I have too much going on to do much blogging, but I needed a nap after the soup kitchen today, and since the debate was on after I got home, I had to wait until after that to go to sleep.

Timing being what it was, I dreamt of Barack Obama again. And, no, not that kind of dream. I dreamed I got him in trouble with his apartment managers while I housesat for him as he went out campaigning for a few days.

It turns out that (in my head) Mr. Obama lives in a large, average, stunningly bland apartment complex. He also has a very messy downstairs bathroom with ugly navy blue embellishments, including a shag rug and a shag-carpeted toilet-cover-thing on the seat cover and back of the toilet. The bathroom wasn't dirty, just crammed with stuff in the manner of a closet, since it was close to the door. The stuff included miles of audio cable of varying gauges, since (in my head) Obama also runs his own audio in debates and while campaigning.

Anyway, while there, I brought a couple dogs to stay with me, dogs I don't actually own in real life. And I and the dogs stayed downstairs on a couch, and in between shifts at work watched a lot of political news on the big TV and drank a lot of Diet Coke. The latter is relevant, as when Mr. Obama returned a few hours earlier than expected, I was still in the midst of recycling the bottles and newspapers in the recycling alcove of his place (known in other contexts as a 'bay window') (which also contained more boxes of audio cable).

He was very calm about it, but his place looked a bit trashed, so he helped me put everything into the right bins so that his wife wouldn't return to a messy house. He went out for a few moments and when he came back, he said in the manner of a disappointed (but eminently calm) father that unfortunately it turns out that something called the 'noise abatement' squad or committee had been turned to when a water-utility worker attempted to get in and do some repairs: the dogs, it seems, had become a bit proprietary about their temporary home and been rather vocal about their displeasure with the intruder. There was an official complaint, he said, and he disheartenedly lifted the official paperwork.

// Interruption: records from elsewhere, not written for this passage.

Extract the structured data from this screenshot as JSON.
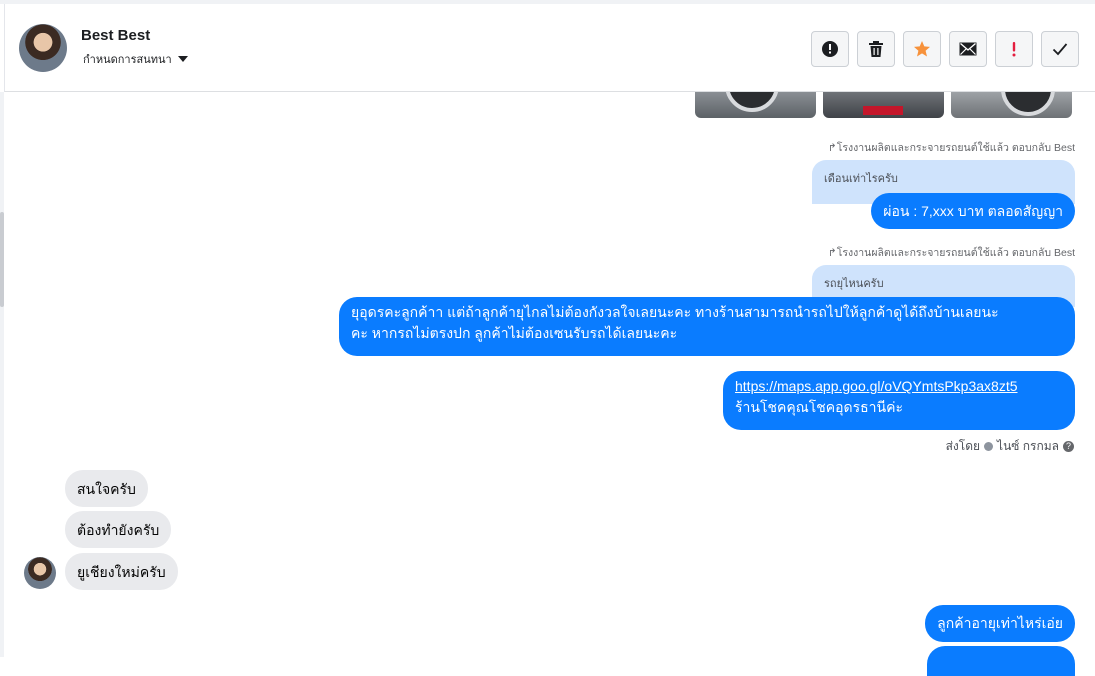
{
  "header": {
    "contact_name": "Best Best",
    "assign_label": "กำหนดการสนทนา",
    "actions": [
      {
        "name": "report-button",
        "icon": "alert-circle-icon"
      },
      {
        "name": "delete-button",
        "icon": "trash-icon"
      },
      {
        "name": "star-button",
        "icon": "star-icon"
      },
      {
        "name": "mark-unread-button",
        "icon": "envelope-icon"
      },
      {
        "name": "important-button",
        "icon": "exclamation-icon"
      },
      {
        "name": "done-button",
        "icon": "check-icon"
      }
    ]
  },
  "messages": {
    "reply_note_1": "โรงงานผลิตและกระจายรถยนต์ใช้แล้ว ตอบกลับ Best",
    "quoted_1": "เดือนเท่าไรครับ",
    "out_1": "ผ่อน : 7,xxx บาท ตลอดสัญญา",
    "reply_note_2": "โรงงานผลิตและกระจายรถยนต์ใช้แล้ว ตอบกลับ Best",
    "quoted_2": "รถยุไหนครับ",
    "out_2_line1": "ยุอุดรคะลูกค้าา แต่ถ้าลูกค้ายุไกลไม่ต้องกังวลใจเลยนะคะ ทางร้านสามารถนำรถไปให้ลูกค้าดูได้ถึงบ้านเลยนะ",
    "out_2_line2": "คะ หากรถไม่ตรงปก ลูกค้าไม่ต้องเซนรับรถได้เลยนะคะ",
    "out_3_link": "https://maps.app.goo.gl/oVQYmtsPkp3ax8zt5",
    "out_3_text": "ร้านโชคคุณโชคอุดรธานีค่ะ",
    "sent_by_label": "ส่งโดย",
    "sent_by_name": "ไนซ์ กรกมล",
    "in_1": "สนใจครับ",
    "in_2": "ต้องทำยังครับ",
    "in_3": "ยูเชียงใหม่ครับ",
    "out_4": "ลูกค้าอายุเท่าไหร่เอ่ย"
  },
  "colors": {
    "outgoing_bubble": "#0a7cff",
    "incoming_bubble": "#e9eaed",
    "quoted_bubble": "#cfe3fc",
    "star": "#f7923b",
    "important": "#e41e3f"
  }
}
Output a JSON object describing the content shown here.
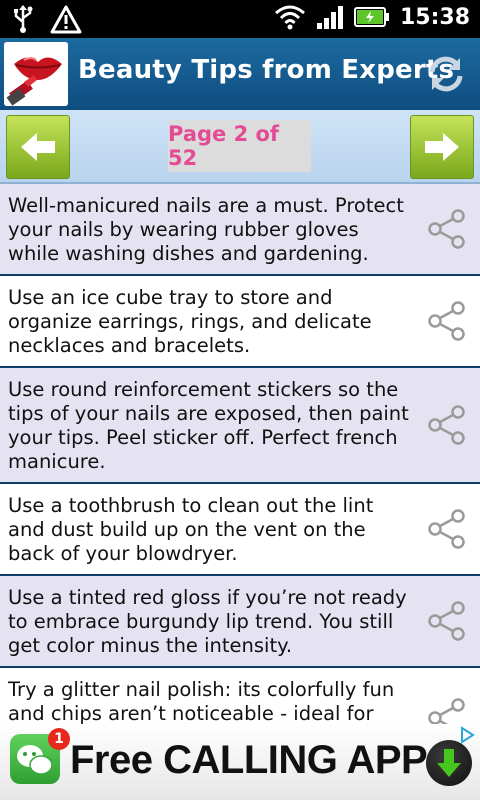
{
  "status_bar": {
    "time": "15:38",
    "icons": [
      "usb-icon",
      "warning-icon",
      "wifi-icon",
      "signal-icon",
      "battery-icon"
    ]
  },
  "header": {
    "title": "Beauty Tips from Experts",
    "logo_icon": "lips-logo",
    "refresh_icon": "refresh-icon"
  },
  "pager": {
    "indicator": "Page 2 of 52",
    "prev_icon": "arrow-left-icon",
    "next_icon": "arrow-right-icon"
  },
  "tips": [
    {
      "text": "Well-manicured nails are a must. Protect your nails by wearing rubber gloves while washing dishes and gardening."
    },
    {
      "text": "Use an ice cube tray to store and organize earrings, rings, and delicate necklaces and bracelets."
    },
    {
      "text": "Use round reinforcement stickers so the tips of your nails are exposed, then paint your tips. Peel sticker off. Perfect french manicure."
    },
    {
      "text": "Use a toothbrush to clean out the lint and dust build up on the vent on the back of your blowdryer."
    },
    {
      "text": "Use a tinted red gloss if you’re not ready to embrace burgundy lip trend. You still get color minus the intensity."
    },
    {
      "text": "Try a glitter nail polish: its colorfully fun and chips aren’t noticeable - ideal for summer’s"
    }
  ],
  "ad": {
    "badge": "1",
    "text": "Free CALLING APP",
    "icons": [
      "chat-app-icon",
      "download-icon",
      "ad-choices-icon"
    ]
  },
  "colors": {
    "header_bg": "#1b5f93",
    "pager_bg": "#c6dcf2",
    "arrow_green": "#9cc73a",
    "page_text_pink": "#e34c95",
    "alt_row_bg": "#e5e3f1",
    "divider": "#0e3f68"
  }
}
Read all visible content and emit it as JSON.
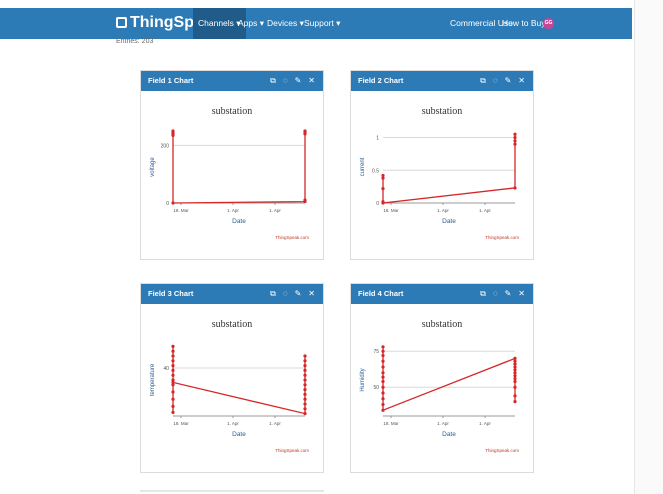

Of course, the problem with my dogs' enthusiastic protection of the Obamas' apartment would be all but irrelevant were he to win the Presidency, and in all likelihood workmen would abide by landlord-tenant law at the White House, but for the moment I figured that consoling him with potentials and possibilities was an imprudent tack, so I just focused on making the newspapers very geometrically arrayed inside the recycling bins. Mrs. Obama came home, in aubergine and a single strand of pearls, while I was compulsively re-arranging the audio equipment next to the bins. As she walked through the door I had the sinking horror of a teenage babysitter who's eaten all the crab and brie and hopes desperately not to get found out until money has changed hands and some days have passed, but after a quick look around, she didn't seem unduly disturbed by the apartment's (now vastly-improved) appearance. At that point the noise from the recycling truck outside my window was too great, and I woke up.